Para pedagang juga akan difasilitasi berjualan di Sentra Fauna Jakarta, di atas lahan ±7.000 m². Tempat ini dirancang sebagai pasar hewan higienis, pusat edukasi satwa, serta destinasi wisata dan UMKM tematik.
Kepala Dinas Pertamanan dan Hutan Kota, M. Fajar Sauri, menyebut kawasan Barito akan disulap menjadi taman seluas hampir 6 hektare yang ramah keluarga dan terintegrasi.

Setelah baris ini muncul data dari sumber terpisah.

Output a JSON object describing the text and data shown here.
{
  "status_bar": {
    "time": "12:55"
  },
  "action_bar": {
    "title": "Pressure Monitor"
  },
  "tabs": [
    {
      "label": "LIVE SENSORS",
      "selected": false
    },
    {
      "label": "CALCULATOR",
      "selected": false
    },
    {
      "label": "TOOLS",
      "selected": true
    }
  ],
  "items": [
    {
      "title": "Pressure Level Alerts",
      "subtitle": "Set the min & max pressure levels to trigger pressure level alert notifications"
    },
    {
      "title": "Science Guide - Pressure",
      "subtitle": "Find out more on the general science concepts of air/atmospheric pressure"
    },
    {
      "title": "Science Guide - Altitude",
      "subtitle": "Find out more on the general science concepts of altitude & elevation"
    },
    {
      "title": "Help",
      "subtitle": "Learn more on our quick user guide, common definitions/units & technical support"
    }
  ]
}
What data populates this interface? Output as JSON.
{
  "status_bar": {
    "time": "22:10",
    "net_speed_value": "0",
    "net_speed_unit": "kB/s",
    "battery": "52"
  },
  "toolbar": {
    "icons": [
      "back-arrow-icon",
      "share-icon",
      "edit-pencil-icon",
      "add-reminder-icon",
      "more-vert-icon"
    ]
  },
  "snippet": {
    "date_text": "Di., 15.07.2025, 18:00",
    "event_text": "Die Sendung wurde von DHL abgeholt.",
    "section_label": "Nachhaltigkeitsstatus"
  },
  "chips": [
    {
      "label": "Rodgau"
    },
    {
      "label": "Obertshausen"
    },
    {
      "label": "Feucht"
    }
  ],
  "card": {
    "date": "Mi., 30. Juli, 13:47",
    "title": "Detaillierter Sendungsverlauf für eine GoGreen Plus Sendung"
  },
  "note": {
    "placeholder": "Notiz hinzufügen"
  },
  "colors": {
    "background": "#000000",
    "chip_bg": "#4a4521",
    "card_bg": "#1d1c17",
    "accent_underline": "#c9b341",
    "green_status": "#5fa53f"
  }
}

Fasilitasnya antara lain Jembatan penghubung antartaman, Jalur jogging, Taman bermain anak dan Ruang serbaguna dan amphitheater.
Baca Juga : Mujiyono Harap Pembatasan LPG 3 Kg Jangan Sampai Rugikan Masyarakat Kecil dan UMKM
“Taman ini didesain inklusif dan nyaman bagi masyarakat,” kata Fajar.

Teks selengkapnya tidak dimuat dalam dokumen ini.